Open Sans Google Web Fonts Rendering in Chrome

I've noticed a significant difference in rending of Open Sans (Google Web Font) from Chrome, to Safari/Firefox. I attach two photos, the first being chrome and the second safari.
All I have in the stylesheet is:
font-family: 'Open Sans', sans-serif;
font-size:14px;
Hope you can help, as I really like the chrome (first image) rendering but HATE the other one!!
Add to head
<link href='http://fonts.googleapis.com/css?family=Open+Sans:400,600,300' rel='stylesheet' type='text/css'>
CSS rule
.btn{
font-family: 'Open Sans', sans-serif;
font-weight:300;
text-rendering: optimizeLegibility;
font-size: .9em;
}
I've had luck in the past using font-weight: lighter!important; on fonts that appear bolder and completely different than what they are intended to look like. Each browser interprets fonts differently. Google Web Fonts tries its best to serve the correct versions, but sometimes there are drastic changes between browsers and operating systems.
Hope this information helps! Let me know if this solution works, otherwise I can look into it further.

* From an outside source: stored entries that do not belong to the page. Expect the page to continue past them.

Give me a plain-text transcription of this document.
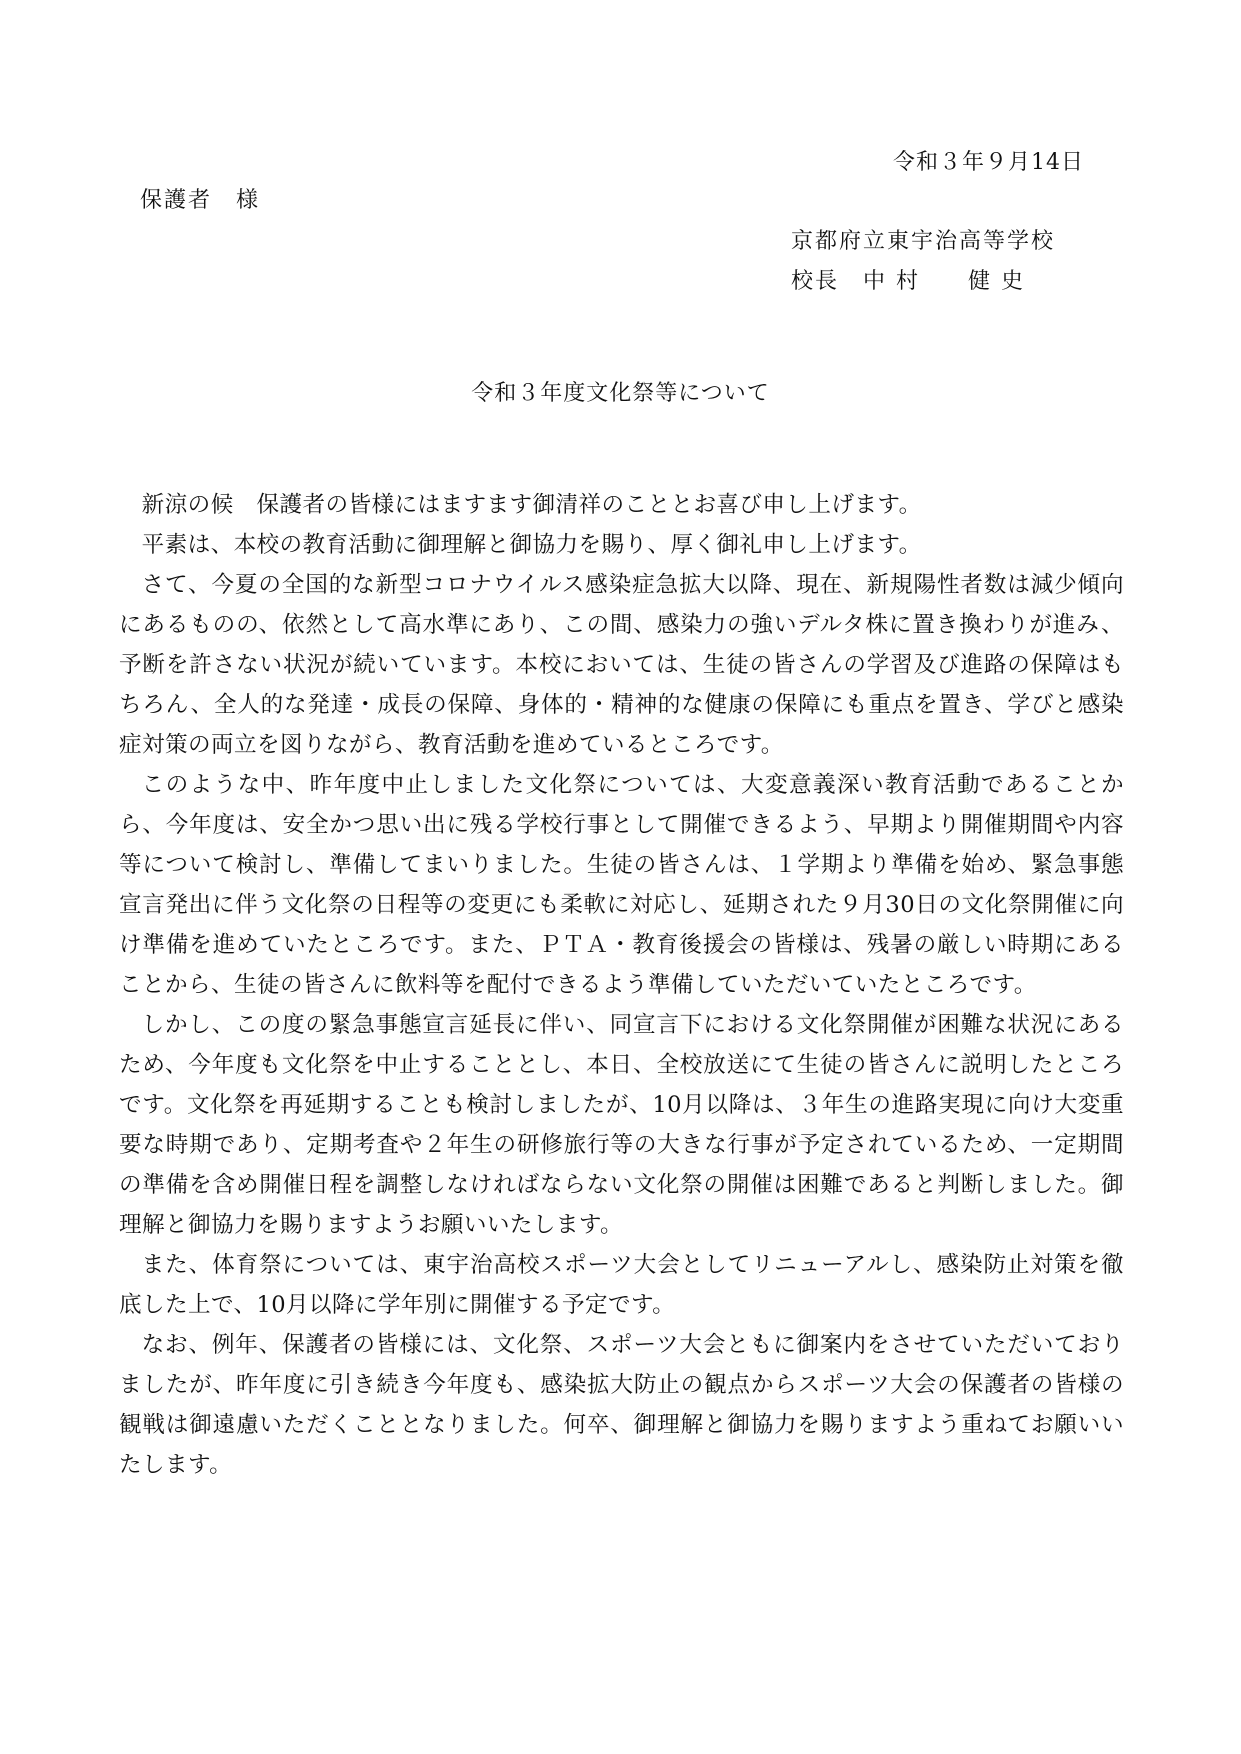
令和３年９月14日
保護者　様
京都府立東宇治高等学校
校長　中 村　　健 史
令和３年度文化祭等について

新涼の候　保護者の皆様にはますます御清祥のこととお喜び申し上げます。

平素は、本校の教育活動に御理解と御協力を賜り、厚く御礼申し上げます。

さて、今夏の全国的な新型コロナウイルス感染症急拡大以降、現在、新規陽性者数は減少傾向にあるものの、依然として高水準にあり、この間、感染力の強いデルタ株に置き換わりが進み、予断を許さない状況が続いています。本校においては、生徒の皆さんの学習及び進路の保障はもちろん、全人的な発達・成長の保障、身体的・精神的な健康の保障にも重点を置き、学びと感染症対策の両立を図りながら、教育活動を進めているところです。

このような中、昨年度中止しました文化祭については、大変意義深い教育活動であることから、今年度は、安全かつ思い出に残る学校行事として開催できるよう、早期より開催期間や内容等について検討し、準備してまいりました。生徒の皆さんは、１学期より準備を始め、緊急事態宣言発出に伴う文化祭の日程等の変更にも柔軟に対応し、延期された９月30日の文化祭開催に向け準備を進めていたところです。また、ＰＴＡ・教育後援会の皆様は、残暑の厳しい時期にあることから、生徒の皆さんに飲料等を配付できるよう準備していただいていたところです。

しかし、この度の緊急事態宣言延長に伴い、同宣言下における文化祭開催が困難な状況にあるため、今年度も文化祭を中止することとし、本日、全校放送にて生徒の皆さんに説明したところです。文化祭を再延期することも検討しましたが、10月以降は、３年生の進路実現に向け大変重要な時期であり、定期考査や２年生の研修旅行等の大きな行事が予定されているため、一定期間の準備を含め開催日程を調整しなければならない文化祭の開催は困難であると判断しました。御理解と御協力を賜りますようお願いいたします。

また、体育祭については、東宇治高校スポーツ大会としてリニューアルし、感染防止対策を徹底した上で、10月以降に学年別に開催する予定です。

なお、例年、保護者の皆様には、文化祭、スポーツ大会ともに御案内をさせていただいておりましたが、昨年度に引き続き今年度も、感染拡大防止の観点からスポーツ大会の保護者の皆様の観戦は御遠慮いただくこととなりました。何卒、御理解と御協力を賜りますよう重ねてお願いいたします。
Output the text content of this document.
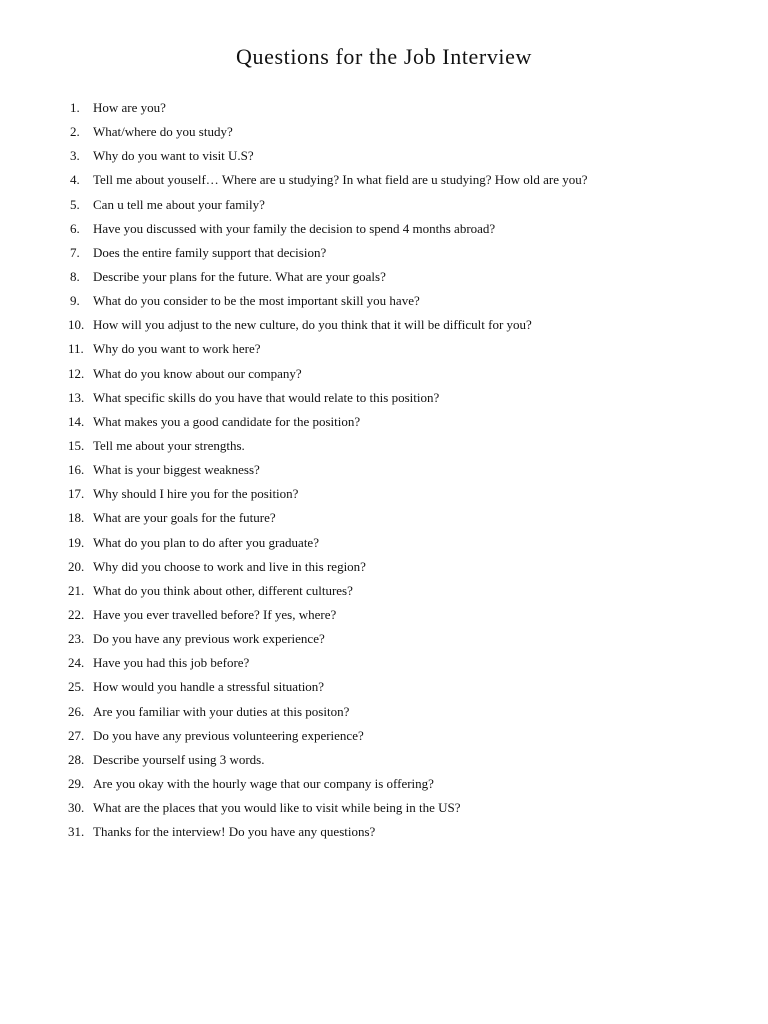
Questions for the Job Interview
1. How are you?
2. What/where do you study?
3. Why do you want to visit U.S?
4. Tell me about youself… Where are u studying? In what field are u studying? How old are you?
5. Can u tell me about your family?
6. Have you discussed with your family the decision to spend 4 months abroad?
7. Does the entire family support that decision?
8. Describe your plans for the future. What are your goals?
9. What do you consider to be the most important skill you have?
10. How will you adjust to the new culture, do you think that it will be difficult for you?
11. Why do you want to work here?
12. What do you know about our company?
13. What specific skills do you have that would relate to this position?
14. What makes you a good candidate for the position?
15. Tell me about your strengths.
16. What is your biggest weakness?
17. Why should I hire you for the position?
18. What are your goals for the future?
19. What do you plan to do after you graduate?
20. Why did you choose to work and live in this region?
21. What do you think about other, different cultures?
22. Have you ever travelled before? If yes, where?
23. Do you have any previous work experience?
24. Have you had this job before?
25. How would you handle a stressful situation?
26. Are you familiar with your duties at this positon?
27. Do you have any previous volunteering experience?
28. Describe yourself using 3 words.
29. Are you okay with the hourly wage that our company is offering?
30. What are the places that you would like to visit while being in the US?
31. Thanks for the interview! Do you have any questions?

Open Sans is a nice font for web, nice choice :)
I added directly this line im my header and it's working!
<link href='//fonts.googleapis.com/css?family=Open+Sans:300,400,600' rel='stylesheet' type='text/css'>
.nav > li > a {
color: #000; font-size: 13px; font-weight: 600;
}
Instead of just calling the font without sizes in the Header and defining it afterward as bold, a method who doesn't work.
There is an issue where Safari renders fonts at fixed sizes and other browsers render them more exactly:
example at tech.Ozake.com
So if you request your text to be a size that falls between two of Safari's steps, you will get a different result in Safari than in other browsers.
So depending on how you declare the font sizes and how the window is sized, you will get differently-sized results.
This workaround helped me to make Open Sans to look very close in different browsers.
<script>
function loadCss(path){
var fileref=document.createElement("link");
fileref.setAttribute("rel", "stylesheet");
fileref.setAttribute("type", "text/css");
fileref.setAttribute("href", path);
document.getElementsByTagName("head")[0].appendChild(fileref);
}
if (ViewUtil.isChromeBrowser()) {
loadCss('https://fonts.googleapis.com/css?family=Open+Sans:400,600');
} else {
loadCss('https://fonts.googleapis.com/css?family=Open+Sans:300,600');
}
we are forcing a bit 'bolder' version of font for chrome
You apparently didn't reset the default browser CSS, try setting font-weight explicitly.